Il tema della sostenibilità della moda non può prescindere dalla riflessione, dal sapore filosofico, sulla fine delle cose e sulla differenza tra il tempo del consumo e il tempo reale di vita dei prodotti.
In fondo, il modello di economia circolare riflette una visione animistica, la convinzione che le cose possano rivivere e diventare qualcos’altro.
Archivist Studio, brand tedesco ecosostenibile nato dallo spirito creativo ed etico di Eugenie Haitsma, è un romantico progetto di up-cycling (ossia riuso creativo) che, dalle lenzuola degli alberghi di lusso realizza ampie camicie che sembrano fatte di sogni, oltre che di cotone pregiato.
Dopo la laurea in legge e una tesi sulle azioni legali del consumatore contro i rivenditori del fast fashion, Eugenie ha lavorato presso il colosso dell’e-commerce Zalando.
Poi, l’idea illuminante: cosa accade alla biancheria da letto degli hotel di lusso che, alla minima imperfezione, viene scartata e sostituita per garantire standard elevati?
“A Zalando ho avuto l’ispirazione di scrivere un business plan sulla mia idea di riciclaggio della biancheria. Così, tramite un’amica che lavora in uno degli hotel più lussuosi di Londra a Mayfair, ho ricevuto, in un paio di settimane, 200 kg di pregiato cotone egiziano, nel mio appartamento a Berlino.”
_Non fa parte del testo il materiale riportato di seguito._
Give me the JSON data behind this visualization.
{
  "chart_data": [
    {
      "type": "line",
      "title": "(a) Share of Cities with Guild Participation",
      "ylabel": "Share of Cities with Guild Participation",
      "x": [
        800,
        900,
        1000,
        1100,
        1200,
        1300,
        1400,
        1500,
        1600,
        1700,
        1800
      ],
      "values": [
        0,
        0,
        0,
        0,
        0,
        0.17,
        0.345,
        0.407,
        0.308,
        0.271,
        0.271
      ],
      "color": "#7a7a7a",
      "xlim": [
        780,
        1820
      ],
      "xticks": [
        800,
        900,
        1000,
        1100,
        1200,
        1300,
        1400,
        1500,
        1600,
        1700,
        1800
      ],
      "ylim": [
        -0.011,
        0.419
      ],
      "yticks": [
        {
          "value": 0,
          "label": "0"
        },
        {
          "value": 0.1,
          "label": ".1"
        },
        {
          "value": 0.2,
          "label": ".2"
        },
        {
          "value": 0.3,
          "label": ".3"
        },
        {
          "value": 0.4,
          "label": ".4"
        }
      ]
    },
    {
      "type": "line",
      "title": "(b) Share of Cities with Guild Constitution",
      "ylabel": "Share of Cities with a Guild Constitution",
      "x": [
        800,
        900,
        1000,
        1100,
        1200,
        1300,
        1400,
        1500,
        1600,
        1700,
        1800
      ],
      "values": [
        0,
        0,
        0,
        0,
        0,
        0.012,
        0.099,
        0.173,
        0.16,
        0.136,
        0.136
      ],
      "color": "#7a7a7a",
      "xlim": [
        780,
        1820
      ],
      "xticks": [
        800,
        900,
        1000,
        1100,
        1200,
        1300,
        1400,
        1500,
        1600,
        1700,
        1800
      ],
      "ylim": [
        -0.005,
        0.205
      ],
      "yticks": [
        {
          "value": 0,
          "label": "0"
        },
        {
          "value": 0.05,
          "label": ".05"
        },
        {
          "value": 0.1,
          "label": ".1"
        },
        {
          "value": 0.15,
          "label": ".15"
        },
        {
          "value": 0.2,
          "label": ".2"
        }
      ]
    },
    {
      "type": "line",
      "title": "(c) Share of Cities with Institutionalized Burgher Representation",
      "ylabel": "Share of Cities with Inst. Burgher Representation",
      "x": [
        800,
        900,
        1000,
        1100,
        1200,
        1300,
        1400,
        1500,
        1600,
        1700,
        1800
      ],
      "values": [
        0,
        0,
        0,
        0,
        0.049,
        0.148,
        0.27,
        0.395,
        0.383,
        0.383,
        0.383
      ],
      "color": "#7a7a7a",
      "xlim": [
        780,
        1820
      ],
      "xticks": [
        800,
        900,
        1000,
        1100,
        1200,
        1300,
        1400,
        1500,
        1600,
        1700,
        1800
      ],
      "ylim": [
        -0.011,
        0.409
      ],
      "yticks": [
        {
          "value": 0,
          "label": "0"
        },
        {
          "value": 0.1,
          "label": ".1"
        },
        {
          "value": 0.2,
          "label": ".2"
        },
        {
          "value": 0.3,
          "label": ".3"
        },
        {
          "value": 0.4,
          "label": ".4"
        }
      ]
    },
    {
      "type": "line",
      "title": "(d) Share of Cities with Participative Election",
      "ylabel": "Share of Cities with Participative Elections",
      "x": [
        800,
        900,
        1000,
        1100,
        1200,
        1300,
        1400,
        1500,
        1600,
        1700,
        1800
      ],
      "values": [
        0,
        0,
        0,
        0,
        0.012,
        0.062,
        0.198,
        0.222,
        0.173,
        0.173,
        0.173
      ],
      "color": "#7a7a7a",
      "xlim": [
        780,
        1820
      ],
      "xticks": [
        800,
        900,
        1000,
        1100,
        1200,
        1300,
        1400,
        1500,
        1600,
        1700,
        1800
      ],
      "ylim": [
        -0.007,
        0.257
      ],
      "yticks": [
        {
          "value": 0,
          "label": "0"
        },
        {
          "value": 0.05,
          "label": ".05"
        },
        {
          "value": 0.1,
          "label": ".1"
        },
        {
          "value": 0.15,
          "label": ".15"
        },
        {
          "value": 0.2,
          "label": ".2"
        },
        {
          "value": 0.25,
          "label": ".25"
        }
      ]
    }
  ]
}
La collaborazione con Johannes Offerhaus, designer dalle geometrie concettuali, è nata per caso: “poco dopo, a una festa di un amico comune in Ungheria, ho incontrato Johannes che era laureato presso l’Accademia di moda ArtEz di Arnhem (la stessa università frequentata da Viktor & Rolf e Iris van Herpen) ma che non voleva immediatamente intraprendere una carriera nel settore perché si sentiva scoraggiato dall’attuale sistema moda così com’è”.
Entrambi olandesi, con abilità complementari, Eugenie e Johannes hanno cercato di progettare la camicia bianca perfetta sia dal punto di vista della sostenibilità che dello stile.
Una ricerca estetica fatta di camicie piene di immaginazione, dalla classica maschile in versione over a quelle dagli ampi volumi e dalle linee evocative, tutte rigorosamente dai tagli sartoriali, rifinite con maxi bottoni in madreperla.
La biancheria da letto risulta essere perfetta per queste creative rivisitazioni di un classico indispensabile di ogni guardaroba come la camicia bianca, un capo senza tempo, né genere, insensibile alle varie tendenze.
“In Europa, i mercati più sensibili sono l’Italia, il Regno Unito e la Francia e tanti anche gli hotel interessati a collaborare al progetto, anche se non pubblicamente in quanto non hanno ancora messo in atto le politiche di responsabilità aziendale e non vogliono sembrare “greenwashing”, ma dalla biancheria donata finora, Archivist ha tessuto necessario per produrre camicie per i prossimi anni.
Se produrre una camicia creata da un nuovo filo di cotone, costa 2700 litri di acqua è possibile comprendere i benefici, in termini ecologici, generati dall’attività di recupero tessile di Archivist “inoltre, le nostre camicie sono prodotte in Romania, quindi non devono viaggiare molto rispetto a una maglietta prodotta in Asia!”
Secondo Eugenie Haitsma l’industria del fast fashion avrà difficoltà a diventare veramente sostenibile, poiché legata a modelli di business costruiti su scala e redditività, “tuttavia sono convinta che il consumatore stia cambiando il proprio comportamento e che il COVID-19 sia stato utile a renderlo più consapevole e attento alle proprie abitudini di consumo”.
Ora, tra i prossimi obiettivi del brand c’è una nuova collezione, “attraverso la collaborazione con artisti per creare pezzi unici nel loro genere” perché, secondo la filosofia di Archivist Studio, “upcycling significa prendere un tessuto così com’è ed elevarlo a un prodotto migliore invece di riciclarlo o rifiutarlo”.
E forse, per usare le parole di Ettore Sottssass, non è del tutto impossibile trattenere l’esistenza, almeno per il fondo della camicia!